Lowry, who averaged 22 points on 50 percent shooting in four regular-season meetings against the Nets, ended with 22 points, 8 assists and 7 rebounds.
Why Brooklyn won: Joe Johnson had 22 points, and the Nets overcame a 4-for-24 performance from 3-point range. Brooklyn had just eight turnovers, got nine steals and held Toronto to 39.4 percent shooting from the field. DeMar DeRozan, the Raptors’ leading scorer during the regular season, shot just 3-for-13.

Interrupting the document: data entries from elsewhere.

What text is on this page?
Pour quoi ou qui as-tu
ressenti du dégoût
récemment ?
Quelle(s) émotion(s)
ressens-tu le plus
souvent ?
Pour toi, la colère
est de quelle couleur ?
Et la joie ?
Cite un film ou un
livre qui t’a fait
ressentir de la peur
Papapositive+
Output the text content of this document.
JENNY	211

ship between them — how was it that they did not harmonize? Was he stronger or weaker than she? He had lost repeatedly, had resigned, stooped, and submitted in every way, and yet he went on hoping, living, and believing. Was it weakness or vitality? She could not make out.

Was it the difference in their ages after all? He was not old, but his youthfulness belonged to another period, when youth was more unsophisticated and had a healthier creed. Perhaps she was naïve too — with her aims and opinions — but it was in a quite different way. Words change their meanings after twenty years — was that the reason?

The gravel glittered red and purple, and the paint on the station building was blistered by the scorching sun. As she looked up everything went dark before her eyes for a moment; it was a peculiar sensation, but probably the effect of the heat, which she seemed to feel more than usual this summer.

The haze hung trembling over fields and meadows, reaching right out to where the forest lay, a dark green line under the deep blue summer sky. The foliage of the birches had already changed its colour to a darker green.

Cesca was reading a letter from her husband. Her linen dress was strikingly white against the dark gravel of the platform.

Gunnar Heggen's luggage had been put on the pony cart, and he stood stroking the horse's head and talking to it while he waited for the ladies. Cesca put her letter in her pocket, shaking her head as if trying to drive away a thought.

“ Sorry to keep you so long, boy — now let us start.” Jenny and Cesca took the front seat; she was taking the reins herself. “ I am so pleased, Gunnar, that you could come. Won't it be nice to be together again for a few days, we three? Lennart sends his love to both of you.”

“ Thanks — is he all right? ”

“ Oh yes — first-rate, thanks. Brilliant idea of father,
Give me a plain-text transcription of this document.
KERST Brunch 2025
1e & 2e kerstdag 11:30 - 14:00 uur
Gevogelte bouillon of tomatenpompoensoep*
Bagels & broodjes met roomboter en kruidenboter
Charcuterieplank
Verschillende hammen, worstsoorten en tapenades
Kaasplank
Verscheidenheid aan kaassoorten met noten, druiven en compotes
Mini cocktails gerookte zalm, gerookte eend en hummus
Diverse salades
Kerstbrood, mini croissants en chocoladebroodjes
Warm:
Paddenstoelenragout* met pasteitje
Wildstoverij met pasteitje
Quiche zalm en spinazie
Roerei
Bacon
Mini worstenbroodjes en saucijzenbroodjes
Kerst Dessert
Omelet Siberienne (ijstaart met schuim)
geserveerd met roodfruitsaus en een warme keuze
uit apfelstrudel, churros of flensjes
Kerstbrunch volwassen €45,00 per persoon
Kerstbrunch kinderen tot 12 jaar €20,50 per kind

Major malfunctions: During the third quarter, the shot clocks on the backboards stopped working. A delay ensued. The Raptors' PA announcer had to call out “24,” “10,” and then count down “5, 4, 3, 2, 1, Horn” so the players would know how much time was left. Time was kept on stopwatches and on the Jumbotron. The teams combined for just 33 points in the third. Lowry hit a huge 3-pointer at the buzzer to make it 67-62 Brooklyn heading into the fourth.
Tensions escalate: Garnett was hit with a technical foul in the second quarter for swiping at the ball as he was defending Lowry after the whistle. Nets center Andray Blatche was hit with a technical later in the second after getting tangled up with Lowry. Nets-Raptors feels like much more of a rivalry than Nets-Knicks. The fans in Toronto were raucous in this one, their chants of “KG Sucks!” in the first quarter loud and strong.
Comeback kids: Toronto came back from a double-digit deficit by outplaying Brooklyn’s bench. The Nets led at the half 50-46 despite missing their last 11 3-pointers (3-for-15) and getting outrebounded by 10 (27-17). Garnett was held scoreless in a first half for the first time in his playoff career (132 games).
Hot start: Fueled by Williams and Johnson, the Nets ripped off an 18-2 extended run to take a 25-13 lead in the first quarter. Jonas Valanciunas had eight points and eight rebounds in the opening period.
DNP-CD? Andrei Kirilenko did not play, which was a surprise. All three centers -- Garnett, Blatche and Mason Plumlee -- did. Plumlee was in foul trouble all game, which meant more minutes for Blatche.
Sorry I’m not Sorry: Raptors general manager Masai Ujiri, in attempt to fire up Toronto supporters during a fan rally outside the arena before the game, shouted “F--- Brooklyn!” He issued a non-apology at halftime.
Clean-shaven: Nets coach Jason Kidd shaved off his beard. His beard went 34-17 before leaving his face.
Up next: Game 2 on Tuesday night in Toronto.